Water-in-oil emulsion is a common formulation for squalene adjuvants. If squalene adjuvants are not prepared using this method, it may affect the ability to stimulate the immune system, meaning it may not function as an adjuvant.

The mentioned squalene adjuvants have been around for some time. AS03 was used in GSK’s 2009 H1N1 vaccine, and a flu vaccine called Fluad (ad refers to containing an adjuvant) used MF59 in seasonal influenza vaccines in Europe and the United States.

AS03 is no longer on the market. GSK’s bivalent HPV vaccine used the next-generation adjuvant AS04, and the shingles vaccine Shingrix used AS01B. GSK’s recently approved RSV vaccine used AS01E, with the same components as AS01 but in a lower dose, likely to reduce the severity of common adverse reactions like fever and injection site pain. None of these adjuvants contain squalene; instead, they contain monophosphoryl lipid A (MPLA), which stimulates TLR-4.

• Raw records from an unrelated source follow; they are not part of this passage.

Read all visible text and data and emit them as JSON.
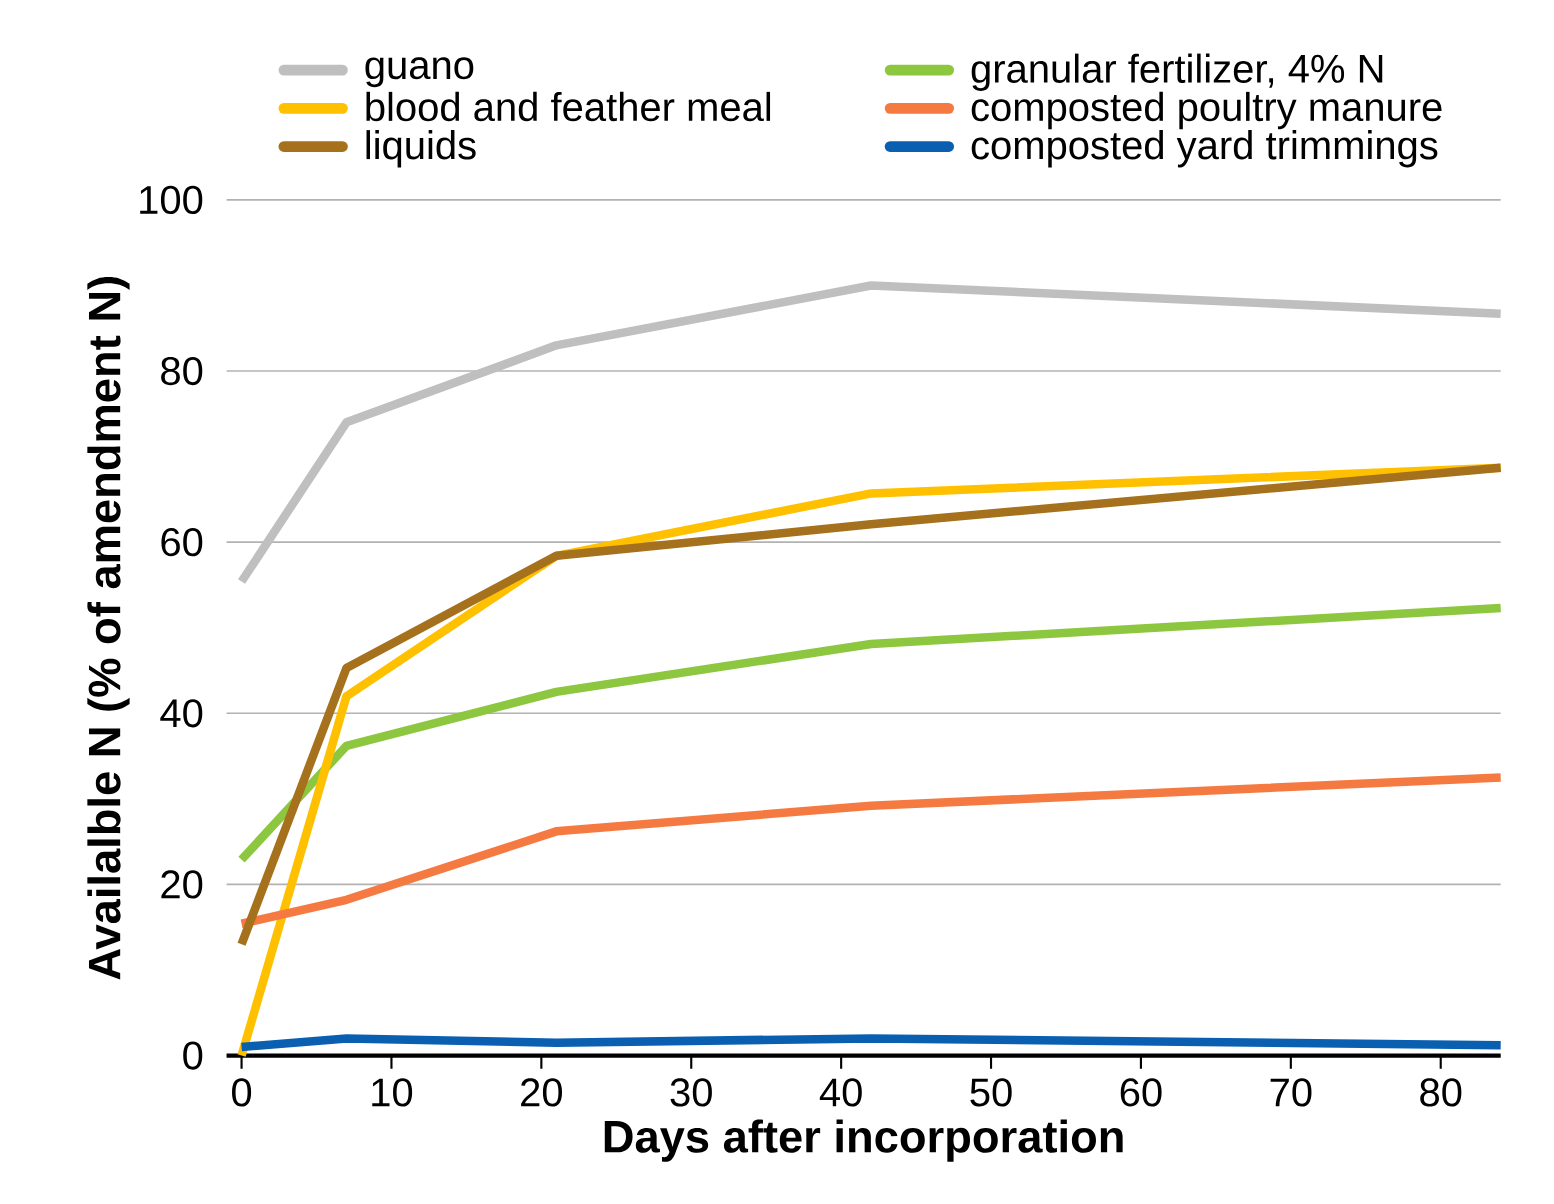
{
  "chart_data": {
    "type": "line",
    "xlabel": "Days after incorporation",
    "ylabel": "Availalble N (% of amendment N)",
    "x": [
      0,
      7,
      21,
      42,
      84
    ],
    "series": [
      {
        "name": "guano",
        "color": "#bfbfbf",
        "values": [
          55.4,
          74,
          83,
          90,
          86.7
        ]
      },
      {
        "name": "blood and feather meal",
        "color": "#ffc000",
        "values": [
          0,
          42,
          58.4,
          65.7,
          68.7
        ]
      },
      {
        "name": "liquids",
        "color": "#a5711d",
        "values": [
          13,
          45.3,
          58.4,
          62.1,
          68.7
        ]
      },
      {
        "name": "granular fertilizer, 4% N",
        "color": "#8dc63f",
        "values": [
          22.9,
          36.2,
          42.5,
          48.1,
          52.3
        ]
      },
      {
        "name": "composted poultry manure",
        "color": "#f47a42",
        "values": [
          15.4,
          18.2,
          26.2,
          29.2,
          32.5
        ]
      },
      {
        "name": "composted yard trimmings",
        "color": "#0a5fb0",
        "values": [
          1,
          2,
          1.5,
          2,
          1.2
        ]
      }
    ],
    "xlim": [
      -1,
      84
    ],
    "xticks": [
      0,
      10,
      20,
      30,
      40,
      50,
      60,
      70,
      80
    ],
    "ylim": [
      0,
      100
    ],
    "yticks": [
      0,
      20,
      40,
      60,
      80,
      100
    ],
    "grid": "y",
    "legend": "top",
    "marker": "none",
    "line_style": "solid"
  }
}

AS03 and MF59 have been primarily used in influenza vaccines, so most of the related data are focused on influenza vaccines. Compared to adjuvant-free flu vaccines, the use of these adjuvants can induce higher levels of antibodies or achieve similar levels of antibodies with a smaller amount of antigen.

Regarding the squalene adjuvant used in the Wixen vaccine and its effects, there are currently no published reports or literature available. Additionally, as mentioned earlier, the Wixen original strain vaccine approved in 2022 appears to use a different adjuvant, not squalene. If the adjuvant is different, safety data from previous vaccines cannot be used as a reference for vaccines with changed antigens.